Betsy DeVos didn’t just receive criticism from members of Congress on Tuesday over the Trump Administration’s proposal to cut funding for the Special Olympics. The Washington Post reports plenty of people expressed their unhappiness online, as well, when the Education Secretary testified before a House subcommittee.
Among those decrying the funding proposal were several ESPN personalities, which perhaps shouldn’t have been surprising, given the network’s long association with the Special Olympics. The organization works to provide athletic opportunities for children and adults with intellectual and physical disabilities, and ESPN has been airing Special Olympics events for more than three decades, including extensive coverage of the recent World Games in Abu Dhabi.
ESPN’s Julie Foudy, Kevin Negandhi and Jen Lada played major roles in that coverage, and they each took to social media Tuesday to laud the benefits of the Special Olympics. Saying that the “world needs more” of the organization’s work, Foudy, a soccer analyst and former U.S. team star, tweeted, “The joy those athletes pass on is absolutely contagious.”
Please read this @BetsyDeVosED. God, you need to only spend .01 minute watching these @SpecialOlympics athletes perform to understand the power of this program. https://t.co/kg5vemPUfu— Julie Foudy (@JulieFoudy) March 26, 2019
The amount of money potentially saved by the government if it eliminated its support for the Special Olympics would be $17.6 million.

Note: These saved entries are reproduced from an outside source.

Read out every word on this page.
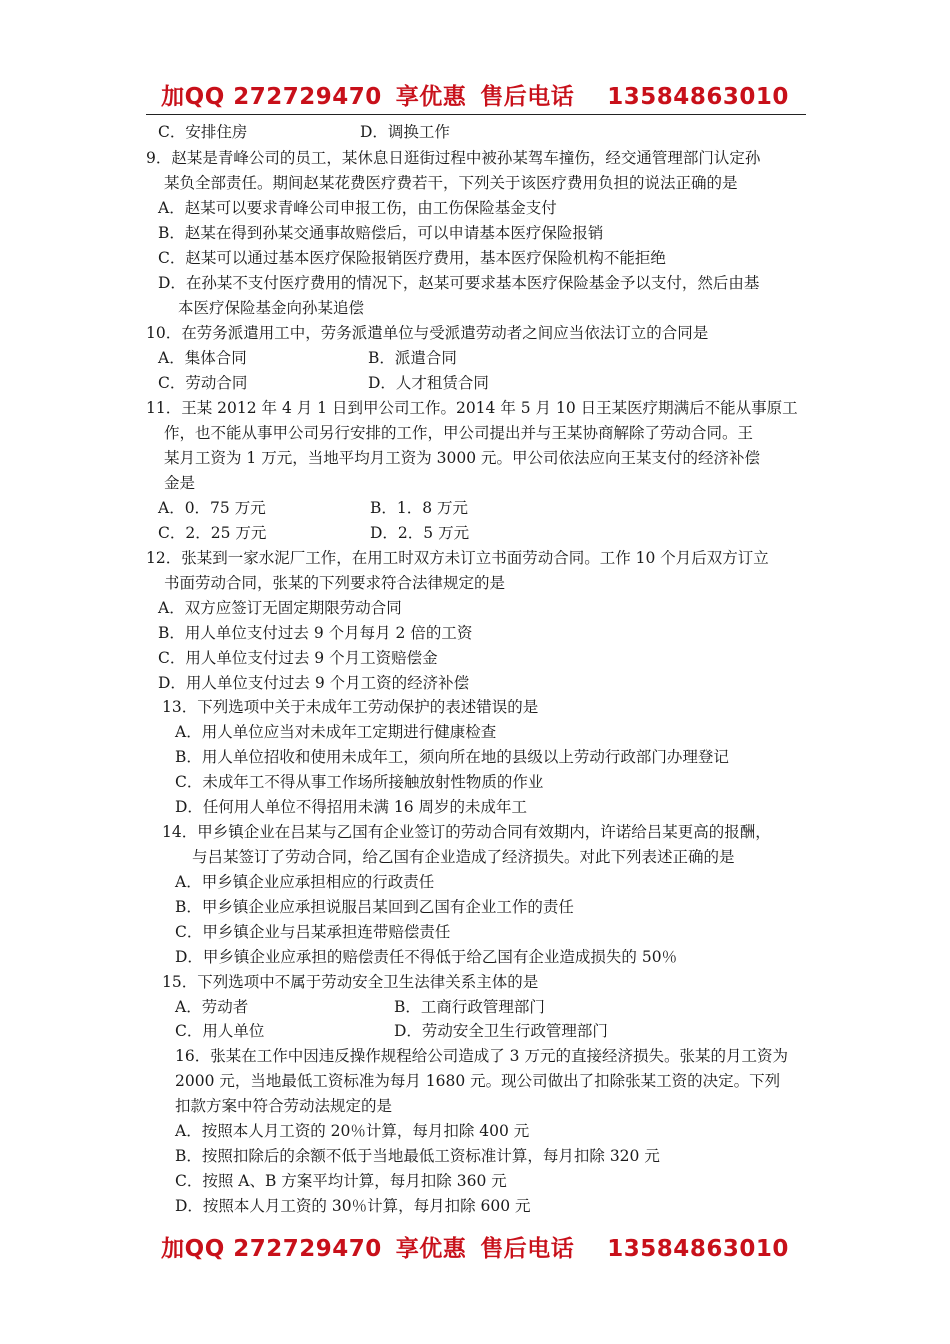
加QQ 272729470 享优惠 售后电话 13584863010
C．安排住房	D．调换工作
9．赵某是青峰公司的员工，某休息日逛街过程中被孙某驾车撞伤，经交通管理部门认定孙
某负全部责任。期间赵某花费医疗费若干，下列关于该医疗费用负担的说法正确的是
A．赵某可以要求青峰公司申报工伤，由工伤保险基金支付
B．赵某在得到孙某交通事故赔偿后，可以申请基本医疗保险报销
C．赵某可以通过基本医疗保险报销医疗费用，基本医疗保险机构不能拒绝
D．在孙某不支付医疗费用的情况下，赵某可要求基本医疗保险基金予以支付，然后由基
本医疗保险基金向孙某追偿
10．在劳务派遣用工中，劳务派遣单位与受派遣劳动者之间应当依法订立的合同是
A．集体合同	B．派遣合同
C．劳动合同	D．人才租赁合同
11．王某 2012 年 4 月 1 日到甲公司工作。2014 年 5 月 10 日王某医疗期满后不能从事原工
作，也不能从事甲公司另行安排的工作，甲公司提出并与王某协商解除了劳动合同。王
某月工资为 1 万元，当地平均月工资为 3000 元。甲公司依法应向王某支付的经济补偿
金是
A．0．75 万元	B．1．8 万元
C．2．25 万元	D．2．5 万元
12．张某到一家水泥厂工作，在用工时双方未订立书面劳动合同。工作 10 个月后双方订立
书面劳动合同，张某的下列要求符合法律规定的是
A．双方应签订无固定期限劳动合同
B．用人单位支付过去 9 个月每月 2 倍的工资
C．用人单位支付过去 9 个月工资赔偿金
D．用人单位支付过去 9 个月工资的经济补偿
13．下列选项中关于未成年工劳动保护的表述错误的是
A．用人单位应当对未成年工定期进行健康检查
B．用人单位招收和使用未成年工，须向所在地的县级以上劳动行政部门办理登记
C．未成年工不得从事工作场所接触放射性物质的作业
D．任何用人单位不得招用未满 16 周岁的未成年工
14．甲乡镇企业在吕某与乙国有企业签订的劳动合同有效期内，许诺给吕某更高的报酬，
与吕某签订了劳动合同，给乙国有企业造成了经济损失。对此下列表述正确的是
A．甲乡镇企业应承担相应的行政责任
B．甲乡镇企业应承担说服吕某回到乙国有企业工作的责任
C．甲乡镇企业与吕某承担连带赔偿责任
D．甲乡镇企业应承担的赔偿责任不得低于给乙国有企业造成损失的 50％
15．下列选项中不属于劳动安全卫生法律关系主体的是
A．劳动者	B．工商行政管理部门
C．用人单位	D．劳动安全卫生行政管理部门
16．张某在工作中因违反操作规程给公司造成了 3 万元的直接经济损失。张某的月工资为
2000 元，当地最低工资标准为每月 1680 元。现公司做出了扣除张某工资的决定。下列
扣款方案中符合劳动法规定的是
A．按照本人月工资的 20％计算，每月扣除 400 元
B．按照扣除后的余额不低于当地最低工资标准计算，每月扣除 320 元
C．按照 A、B 方案平均计算，每月扣除 360 元
D．按照本人月工资的 30％计算，每月扣除 600 元
加QQ 272729470 享优惠 售后电话 13584863010
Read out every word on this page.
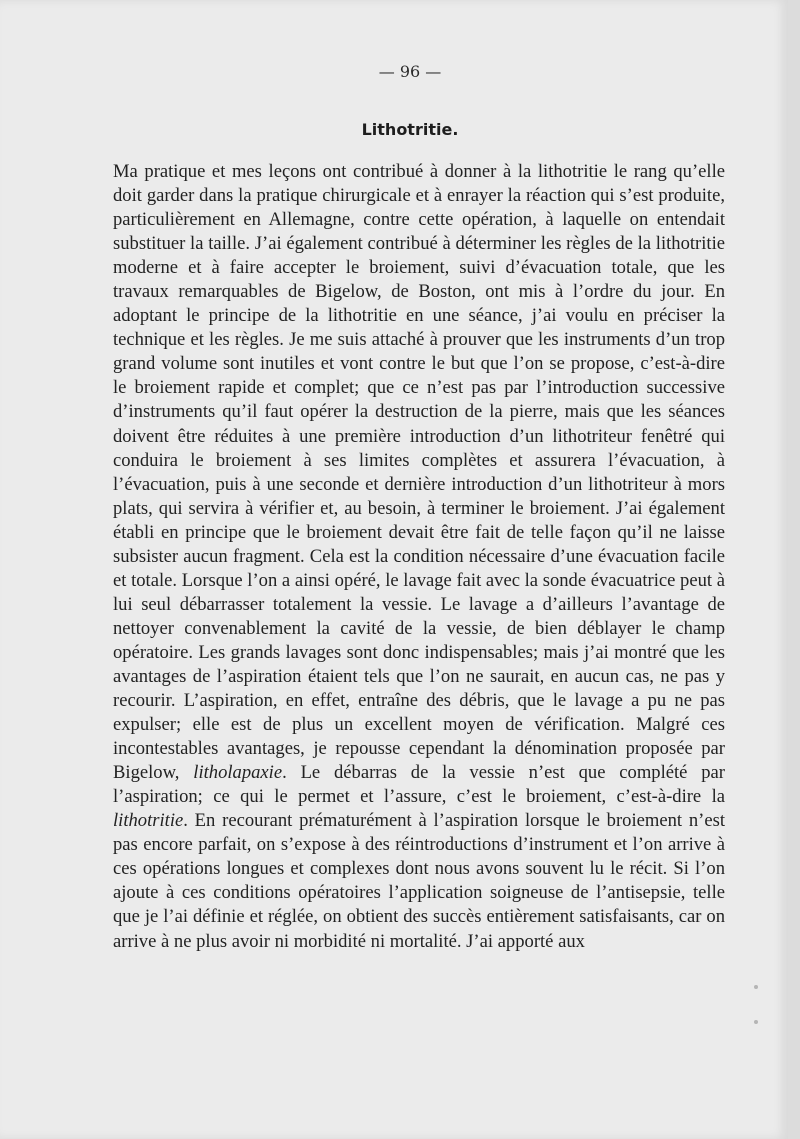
— 96 —
Lithotritie.

Ma pratique et mes leçons ont contribué à donner à la lithotritie le rang qu’elle doit garder dans la pratique chirurgicale et à enrayer la réaction qui s’est produite, particulièrement en Allemagne, contre cette opération, à laquelle on entendait substituer la taille. J’ai également contribué à déterminer les règles de la lithotritie moderne et à faire accepter le broiement, suivi d’évacuation totale, que les travaux remarquables de Bigelow, de Boston, ont mis à l’ordre du jour. En adoptant le principe de la lithotritie en une séance, j’ai voulu en préciser la technique et les règles. Je me suis attaché à prouver que les instruments d’un trop grand volume sont inutiles et vont contre le but que l’on se propose, c’est-à-dire le broiement rapide et complet; que ce n’est pas par l’introduction successive d’instruments qu’il faut opérer la destruction de la pierre, mais que les séances doivent être réduites à une première introduction d’un lithotriteur fenêtré qui conduira le broiement à ses limites complètes et assurera l’évacuation, à l’évacuation, puis à une seconde et dernière introduction d’un lithotriteur à mors plats, qui servira à vérifier et, au besoin, à terminer le broiement. J’ai également établi en principe que le broiement devait être fait de telle façon qu’il ne laisse subsister aucun fragment. Cela est la condition nécessaire d’une évacuation facile et totale. Lorsque l’on a ainsi opéré, le lavage fait avec la sonde évacuatrice peut à lui seul débarrasser totalement la vessie. Le lavage a d’ailleurs l’avantage de nettoyer convenablement la cavité de la vessie, de bien déblayer le champ opératoire. Les grands lavages sont donc indispensables; mais j’ai montré que les avantages de l’aspiration étaient tels que l’on ne saurait, en aucun cas, ne pas y recourir. L’aspiration, en effet, entraîne des débris, que le lavage a pu ne pas expulser; elle est de plus un excellent moyen de vérification. Malgré ces incontestables avantages, je repousse cependant la dénomination proposée par Bigelow, litholapaxie. Le débarras de la vessie n’est que complété par l’aspiration; ce qui le permet et l’assure, c’est le broiement, c’est-à-dire la lithotritie. En recourant prématurément à l’aspiration lorsque le broiement n’est pas encore parfait, on s’expose à des réintroductions d’instrument et l’on arrive à ces opérations longues et complexes dont nous avons souvent lu le récit. Si l’on ajoute à ces conditions opératoires l’application soigneuse de l’antisepsie, telle que je l’ai définie et réglée, on obtient des succès entièrement satisfaisants, car on arrive à ne plus avoir ni morbidité ni mortalité. J’ai apporté aux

That’s a relative drop in the bucket for a sprawling federal agency, but the Trump Administration is looking to cut over $8.5 billion, or approximately 12 percent, from the Education Department budget.

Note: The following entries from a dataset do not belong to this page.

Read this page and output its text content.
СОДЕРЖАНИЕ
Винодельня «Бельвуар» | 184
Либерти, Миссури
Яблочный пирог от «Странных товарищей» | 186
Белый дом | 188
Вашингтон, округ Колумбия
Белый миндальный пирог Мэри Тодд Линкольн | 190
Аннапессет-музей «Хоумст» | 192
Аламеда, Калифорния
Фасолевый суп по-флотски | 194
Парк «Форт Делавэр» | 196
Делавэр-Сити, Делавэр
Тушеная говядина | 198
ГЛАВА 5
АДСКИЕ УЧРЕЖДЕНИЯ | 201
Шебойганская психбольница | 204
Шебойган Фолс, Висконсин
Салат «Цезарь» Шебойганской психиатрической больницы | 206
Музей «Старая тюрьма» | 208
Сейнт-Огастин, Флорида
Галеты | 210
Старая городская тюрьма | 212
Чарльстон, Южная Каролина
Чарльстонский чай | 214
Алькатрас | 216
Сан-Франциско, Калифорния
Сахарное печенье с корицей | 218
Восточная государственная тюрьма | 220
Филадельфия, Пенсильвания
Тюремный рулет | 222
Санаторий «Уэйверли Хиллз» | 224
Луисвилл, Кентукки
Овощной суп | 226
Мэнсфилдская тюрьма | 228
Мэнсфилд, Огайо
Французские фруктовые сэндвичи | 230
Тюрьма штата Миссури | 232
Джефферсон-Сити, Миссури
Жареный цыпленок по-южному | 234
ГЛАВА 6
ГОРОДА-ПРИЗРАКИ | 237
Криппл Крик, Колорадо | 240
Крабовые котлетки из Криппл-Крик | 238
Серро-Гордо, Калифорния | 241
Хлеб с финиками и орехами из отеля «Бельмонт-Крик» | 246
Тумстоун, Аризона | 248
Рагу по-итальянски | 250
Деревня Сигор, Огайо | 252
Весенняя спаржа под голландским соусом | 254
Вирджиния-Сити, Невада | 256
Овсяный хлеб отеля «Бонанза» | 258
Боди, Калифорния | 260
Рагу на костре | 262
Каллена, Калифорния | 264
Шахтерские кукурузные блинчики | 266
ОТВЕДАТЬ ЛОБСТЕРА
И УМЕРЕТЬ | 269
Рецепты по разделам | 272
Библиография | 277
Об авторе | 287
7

“We had to make some difficult decisions with this budget,” DeVos said Tuesday in an exchange with Rep. Mark Pocan (D-Wis.) about the Special Olympics. He asked her if she knew “how many kids are going to be affected by that cut,” and when DeVos said she didn’t, he told her it would be 272,000 children.
DeVos described the Special Olympics as “an awesome organization” and “one that is well supported by the philanthropic sector.” A spokesman for the education secretary told CNN Tuesday that Devos, whose father and father-in-law were billionaire business executives, donated part of her salary to the organization last year and is “personally supportive of Special Olympics and its mission.”